I've had less time to read this semester than years gone by--less time commuting, more classes, more time revising and editing my own material--but I always make time for books by writers I admire most. The book I enjoyed most recently was Matt Bell's collection How They Were Found. In fact, I devoured the book during my Thursday commute. I don't often write about what I read, but I was so impressed throughout, that I was compelled to jot some quick thoughts.

Many of these stories I had read before. Some, like "Wolf Parts" and "An Index of How Our Family Was Killed" are studies in adventurous form, in how humor and heart and horror are meant to be mingled. I taught "Index", a story that first appeared in Conjunctions, in a creative writing class last spring. My students articulated the experience of reading that particular piece as taking a direct dose of pain and horror and, really, the suffering of the narrator. The experience was deeper than reading a mere first person account. Here they found no filters, just horror. They were pretty impressed. They were also surprised by how funny, at turns, "Index" is.

I wish I would have had this book to dip into back then.
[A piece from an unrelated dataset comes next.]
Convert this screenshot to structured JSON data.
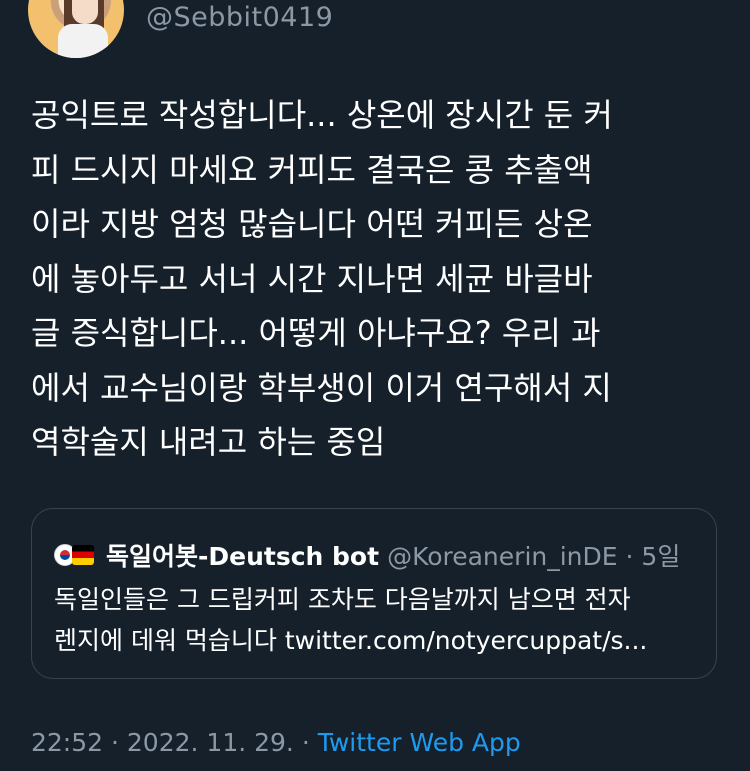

Other stories, like the 19th century science fiction of "His Last Great Gift" read like a wondrous conflation between Brian Evenson and Ray Bradbury. Or Mary Shelley.

Elsewhere "horror" and "suspense" writers like Peter Straub and Stephen King often come to mind. I will admit the impulse to lay these genre tags, these comparisons, is likely due to limitations on my part--the comparisons are thin and, really, inaccurate. I suppose what I mean to say, when I invoke the most famous and best of our "horror" writers that, like Evenson's work, there's rarely a moment in Bell's writing that strays from what would be considered literary (in style or in depth of meaning) yet elements of what we consider "genre" fiction are apparent on every page--mystery, horror, suspense, sci-fi.
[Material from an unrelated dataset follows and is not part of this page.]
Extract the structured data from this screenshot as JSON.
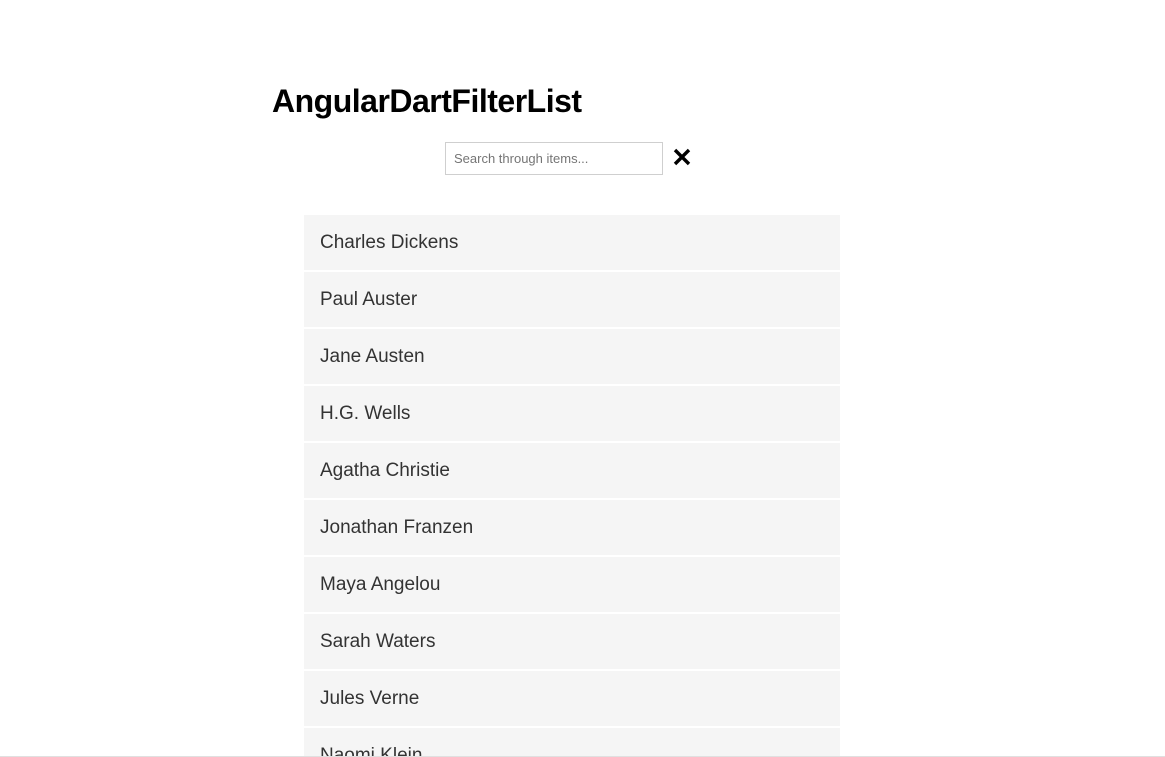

These stories are heavy, they are beautifully written, they are deep, they are bold, formally and thematically, yet, no matter how form busting or experimental they can be, they are always page turners in the best sense. Here's a brief section from "Dredge", a story whose pages moved very quickly in my hands, that illustrates, I believe, the best elements of the grotesque, of horror, where the elements of terror are infused with significance, while retaining their power as pure images:

"He's careful as he lays her in the freezer, as he brushes the hair out of her eyes again, until he holds her eyelids closed until he's sure they'll stay that way. The freezer will give him time to figure out what he wants. What he needs. What he and she are capable of together."